Born Sydney, Australia 1906, lived United States 1927–34, died Sydney 1992
Frank Hinder began his art training at the Royal Art Society of New South Wales School in 1924. This was followed by the East Sydney Technical College (1926–27), the Art Institute of Chicago (1927–28), the New York School of Fine Arts (1929) and the Master Institute of the Roerich Museum, New York, (1930–31).
In America he was introduced to Dynamic Symmetry, a geometric system that follows natural proportions. General ideas of movement and harmony became central to his abstract images that linked the rhythms and energies of the universe to modern life.

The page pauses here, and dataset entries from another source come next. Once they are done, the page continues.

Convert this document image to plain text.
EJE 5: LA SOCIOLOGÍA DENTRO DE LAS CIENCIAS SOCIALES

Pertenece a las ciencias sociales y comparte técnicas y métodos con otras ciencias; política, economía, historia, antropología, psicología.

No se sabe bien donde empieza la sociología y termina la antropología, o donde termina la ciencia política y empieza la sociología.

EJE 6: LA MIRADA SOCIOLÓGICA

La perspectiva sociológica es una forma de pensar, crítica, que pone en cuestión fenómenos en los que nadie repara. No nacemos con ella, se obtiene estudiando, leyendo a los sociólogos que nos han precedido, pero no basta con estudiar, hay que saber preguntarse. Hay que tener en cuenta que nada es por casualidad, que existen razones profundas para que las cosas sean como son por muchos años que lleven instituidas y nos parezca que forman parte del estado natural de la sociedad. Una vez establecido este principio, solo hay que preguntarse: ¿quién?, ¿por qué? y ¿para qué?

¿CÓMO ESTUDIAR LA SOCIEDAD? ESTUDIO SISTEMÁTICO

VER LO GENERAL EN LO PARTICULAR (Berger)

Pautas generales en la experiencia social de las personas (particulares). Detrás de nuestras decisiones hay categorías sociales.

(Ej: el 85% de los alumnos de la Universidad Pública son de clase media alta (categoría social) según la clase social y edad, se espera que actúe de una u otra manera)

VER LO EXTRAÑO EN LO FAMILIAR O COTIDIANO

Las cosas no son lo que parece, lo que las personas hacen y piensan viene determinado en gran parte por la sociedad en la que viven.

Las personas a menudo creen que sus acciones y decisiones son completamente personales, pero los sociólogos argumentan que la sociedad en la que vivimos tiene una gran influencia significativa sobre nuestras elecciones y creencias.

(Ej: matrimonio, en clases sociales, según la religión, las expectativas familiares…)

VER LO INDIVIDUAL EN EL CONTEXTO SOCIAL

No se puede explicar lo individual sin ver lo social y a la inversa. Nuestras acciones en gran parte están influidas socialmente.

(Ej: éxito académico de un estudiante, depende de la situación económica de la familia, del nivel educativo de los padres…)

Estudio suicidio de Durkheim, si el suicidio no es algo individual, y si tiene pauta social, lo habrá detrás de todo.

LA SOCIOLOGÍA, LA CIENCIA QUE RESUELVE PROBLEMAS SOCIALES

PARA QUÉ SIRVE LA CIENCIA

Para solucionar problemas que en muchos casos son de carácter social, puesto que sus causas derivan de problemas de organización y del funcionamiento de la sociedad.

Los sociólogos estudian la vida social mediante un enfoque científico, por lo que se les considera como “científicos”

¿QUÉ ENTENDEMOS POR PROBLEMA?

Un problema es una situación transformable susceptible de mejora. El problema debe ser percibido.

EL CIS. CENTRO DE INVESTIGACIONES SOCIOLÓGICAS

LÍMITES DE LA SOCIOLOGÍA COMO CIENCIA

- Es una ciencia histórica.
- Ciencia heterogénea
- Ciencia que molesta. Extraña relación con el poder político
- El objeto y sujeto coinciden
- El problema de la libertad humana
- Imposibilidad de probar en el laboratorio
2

On returning to Australia he was inspired by the people and environment that surrounded him, and continued to explore the expression of life and processes of transformation through space, shape and colour.
During the 1930s with Ralph Balson, Grace Crowley and Rah Fizelle, Hinder became an influential figure in the Sydney modernist movement promoting cubism, futurism, dynamism and abstraction.
In the 1950s and 1960s he explored patterns of experience in both two and three dimensional geometric and curved forms that connected science and philosophy. In 1952 he won the Blake Prize for religious art, and in 1980 the Art Gallery of New South Wales held a retrospective of his work.
His work is represented in the collections of the National Gallery of Australia, most state galleries, Newcastle Region Art Gallery and public collections in the United Kingdom and Europe.